When you look back through the literature, it’s hardly surprising that the majority of writings about makeup, and those that wear it, are penned by men. Often, again not a shocker, said discourse is critical, satirical and didactic, paralleling makeup with morals and offering up a hefty dose of judgement. Suitable then, that a future classic has a woman as its author, and not just any woman, but the legendary makeup artist and online phenomenon that is Lisa Eldridge . If you’re a fan of her eloquent videos, she’ll have you at ‘hello’ (or at least the bold cover image), and if you’re yet to discover her genius, you’re in for a treat. Here’s the Maniac manifesto as to why Facepaint: The Story of Makeup is more than deserving of a space on your coffee table. If you don’t own a coffee table, it’s worth buying one simply to house Facepaint. Or you could just use Facepaint as a coffee table. Either way, get your hands on it…
It’s history, but not as you know it…
Facepaint does explore the history of makeup, but not in a chronological fashion. Think themes, not timelines, which works beautifully seeing as themes and ideals recur throughout history. What was prolific in ancient Egypt pops up again in the 20s, and ‘no makeup makeup’ was a thing in the Victorian times too. In this way history isn’t linear, so you can dip in and out of Facepaint as you please, without risk of spoilers, tedium or losing your place. Much like modern day makeup, you can pick and choose according to your whims and the time available.
It sheds a lot of light on women’s rights
Lisa identifies, as above, that very little is written about cosmetics by the women who actually wore them (or didn’t as the case may be). In ancient Egypt, women and men wore makeup freely, and women enjoyed relative parity in terms of legal and economic rights. They were great chemists, and kohl was the height of cool. Cut to ancient Greece, however, and women were excluded from political life and under the ownership of men, who deemed the wearing of rouge ‘deceiving’. Lisa notes, however, that there were exceptions to the rules”

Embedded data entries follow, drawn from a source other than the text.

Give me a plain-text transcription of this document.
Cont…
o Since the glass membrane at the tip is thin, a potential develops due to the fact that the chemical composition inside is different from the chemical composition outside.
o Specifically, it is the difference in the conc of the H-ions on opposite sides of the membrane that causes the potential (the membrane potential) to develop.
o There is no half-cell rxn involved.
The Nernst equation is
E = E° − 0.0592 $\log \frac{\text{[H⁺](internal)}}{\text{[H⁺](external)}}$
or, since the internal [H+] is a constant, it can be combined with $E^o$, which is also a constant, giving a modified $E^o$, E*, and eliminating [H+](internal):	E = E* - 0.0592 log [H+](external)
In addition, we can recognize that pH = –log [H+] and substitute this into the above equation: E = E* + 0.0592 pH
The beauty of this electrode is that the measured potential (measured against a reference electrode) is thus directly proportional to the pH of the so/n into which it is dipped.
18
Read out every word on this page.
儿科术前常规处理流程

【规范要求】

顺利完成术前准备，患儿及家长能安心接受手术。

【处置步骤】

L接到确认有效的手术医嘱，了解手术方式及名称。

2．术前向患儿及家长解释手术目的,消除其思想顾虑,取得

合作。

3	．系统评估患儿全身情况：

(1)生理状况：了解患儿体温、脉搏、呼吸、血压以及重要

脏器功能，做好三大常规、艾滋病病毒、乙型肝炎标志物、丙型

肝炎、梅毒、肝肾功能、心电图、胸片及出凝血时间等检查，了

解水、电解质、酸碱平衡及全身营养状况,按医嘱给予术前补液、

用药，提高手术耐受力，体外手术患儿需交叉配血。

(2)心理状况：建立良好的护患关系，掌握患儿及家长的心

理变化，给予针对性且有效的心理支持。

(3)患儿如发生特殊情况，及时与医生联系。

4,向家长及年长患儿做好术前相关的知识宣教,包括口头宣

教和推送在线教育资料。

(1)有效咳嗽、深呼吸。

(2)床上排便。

“Interestingly, courtesans, professional mistresses, and prostitutes being afforded more freedom and power than other women (in addition to wearing more makeup) is a pattern that has repeated throughout history.”
From makeup as patriotism during WW1 to the condescending tone of the very first beauty adverts, Facepaint delves into the many paradoxes in every woman’s makeup bag, and whether our choices even now are feminist statements or conforming to a standard.
Its pictures are worth a thousand words
Or at least, the struggle to get the rights to them as reported by Lisa certainly was. When you leaf through Facepaint though, the imagery is a rich feast; from seminal photography by Avedon and Irving Penn to royal portraits, famous illustrations and sculptures from almost every era. All reflect the trends and transitions of beauty throughout the ages, and the front cover itself as executed by Lisa fuses influences from bygone eras and modern innovations. As befitting to a fast paced beauty industry, the cover image was shot quickly and somewhat at the last minute, with Lisa creating a ‘modern and striking’ aesthetic while also representing ‘thousands of years of painterly history, capturing the textures, the powders, the paints.’ As she explains on her website:
“For the makeup I mixed up something similar to the makeup base worn by the women of ancient Greece and China (without the poisonous element of course!) and then layered a mixture of ancient (natural) and modern (synthetic), brightly coloured pigments on top.”
Basically, it’s quite literally face paint depicting the story of makeup on one face. Bravo. The fact that she selected flowers and furniture to reflect the colourways at the book launch was quintessential Eldridge attention to detail.